How will space tourism companies make sure their activities are safe? How will we find ways to send humans to Mars or another planet to live there, as Stephen Hawking has urged us to figure out? Space travel might seem like the domain of space agencies and billionaires today, but as it becomes more accessible to everybody else, a whole host of new challenges will emerge. Outer space is increasingly looking less like the final frontier and more like our backyard, and with more money being shelled out to get humans up to the inky abyss than ever before, the logistics, safety and diplomacy behind the challenge all demand serious consideration.

 

Boosted brainpower

It’s already common to use drugs to boost brainpower (whether it’s coffee, or something stronger, like modafinil), and most of the developed world now relies on their smartphones as an ‘externalised’ memory – but let’s extrapolate that out a few decades. 

Imagine targeted pharmaceuticals that make us think faster than currently possible, and technological implants that help us concentrate beyond normal human ability for hours or days, for example – these advances are already well underway in laboratories around the world. The question it raises is: what happens to those that cannot afford such enhancements? Could it widen inequality, and allow the rich to get richer?
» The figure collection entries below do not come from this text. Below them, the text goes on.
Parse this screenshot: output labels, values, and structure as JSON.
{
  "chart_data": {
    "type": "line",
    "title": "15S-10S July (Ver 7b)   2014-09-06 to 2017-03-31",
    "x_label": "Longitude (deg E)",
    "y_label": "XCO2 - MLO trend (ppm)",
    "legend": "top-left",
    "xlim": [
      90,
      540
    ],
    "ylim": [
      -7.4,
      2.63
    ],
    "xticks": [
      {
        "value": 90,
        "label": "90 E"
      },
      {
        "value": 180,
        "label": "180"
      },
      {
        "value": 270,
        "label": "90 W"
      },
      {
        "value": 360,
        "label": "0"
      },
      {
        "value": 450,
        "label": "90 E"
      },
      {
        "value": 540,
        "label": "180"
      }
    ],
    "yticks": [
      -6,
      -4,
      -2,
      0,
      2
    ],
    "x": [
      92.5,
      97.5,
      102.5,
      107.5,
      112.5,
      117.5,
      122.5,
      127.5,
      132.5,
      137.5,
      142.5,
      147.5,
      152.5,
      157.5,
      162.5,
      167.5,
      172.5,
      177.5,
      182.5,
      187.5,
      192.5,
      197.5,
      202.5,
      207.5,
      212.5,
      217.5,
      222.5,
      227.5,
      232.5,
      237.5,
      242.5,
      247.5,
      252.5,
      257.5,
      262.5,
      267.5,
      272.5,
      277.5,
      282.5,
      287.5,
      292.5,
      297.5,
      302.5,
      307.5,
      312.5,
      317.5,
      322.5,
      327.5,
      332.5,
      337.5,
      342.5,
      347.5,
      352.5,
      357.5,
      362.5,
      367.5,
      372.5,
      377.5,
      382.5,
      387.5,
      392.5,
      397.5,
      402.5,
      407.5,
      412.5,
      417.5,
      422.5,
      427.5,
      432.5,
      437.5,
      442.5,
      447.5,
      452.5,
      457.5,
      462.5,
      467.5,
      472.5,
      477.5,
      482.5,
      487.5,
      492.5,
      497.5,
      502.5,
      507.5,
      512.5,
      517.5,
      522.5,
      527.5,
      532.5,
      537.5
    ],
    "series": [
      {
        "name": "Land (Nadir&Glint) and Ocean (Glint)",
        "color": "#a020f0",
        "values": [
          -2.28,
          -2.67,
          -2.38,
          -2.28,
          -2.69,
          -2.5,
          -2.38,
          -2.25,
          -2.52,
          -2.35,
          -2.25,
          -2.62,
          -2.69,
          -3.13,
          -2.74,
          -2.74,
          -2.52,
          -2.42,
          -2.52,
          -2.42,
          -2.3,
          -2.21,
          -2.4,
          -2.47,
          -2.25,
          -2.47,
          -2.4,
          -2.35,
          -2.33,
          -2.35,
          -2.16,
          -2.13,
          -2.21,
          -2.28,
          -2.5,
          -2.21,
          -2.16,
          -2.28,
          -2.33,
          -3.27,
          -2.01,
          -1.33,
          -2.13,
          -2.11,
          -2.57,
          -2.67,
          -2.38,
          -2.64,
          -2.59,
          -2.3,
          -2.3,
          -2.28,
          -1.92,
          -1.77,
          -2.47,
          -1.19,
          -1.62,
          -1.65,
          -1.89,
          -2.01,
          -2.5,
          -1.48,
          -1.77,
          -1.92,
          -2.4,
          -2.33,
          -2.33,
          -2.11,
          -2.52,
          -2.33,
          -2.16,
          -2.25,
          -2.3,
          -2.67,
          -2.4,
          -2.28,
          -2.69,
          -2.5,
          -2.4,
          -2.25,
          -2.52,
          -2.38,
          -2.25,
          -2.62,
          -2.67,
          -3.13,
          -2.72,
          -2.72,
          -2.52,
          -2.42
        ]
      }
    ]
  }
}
Then there’s also the legal and ethical issues: it’s acceptable to drink a coffee before you sit for an exam, but is it ok to use an implant or a smart drug? The challenges posed by intelligence enhancement are only just emerging.

 

AI’s dominance in our lives

It’s far from the majority view, but few would deny that AI is only going to get more powerful. So, like in the case of gene editing, the tech and AI community will need to consider the ethical and societal implications of their work as AI comes to shape more realms of our life, from healthcare to financial markets.

As for end-of-the-world extinction scenarios, it’s frankly not likely – but that shouldn’t obscure the fact that AI is poised to change how we live and work in profound ways. It is also not impossible that specific AIs could malfunction or run out of their creators’ control, leading to very human disasters, where lives are lost or millions of dollars are wiped out.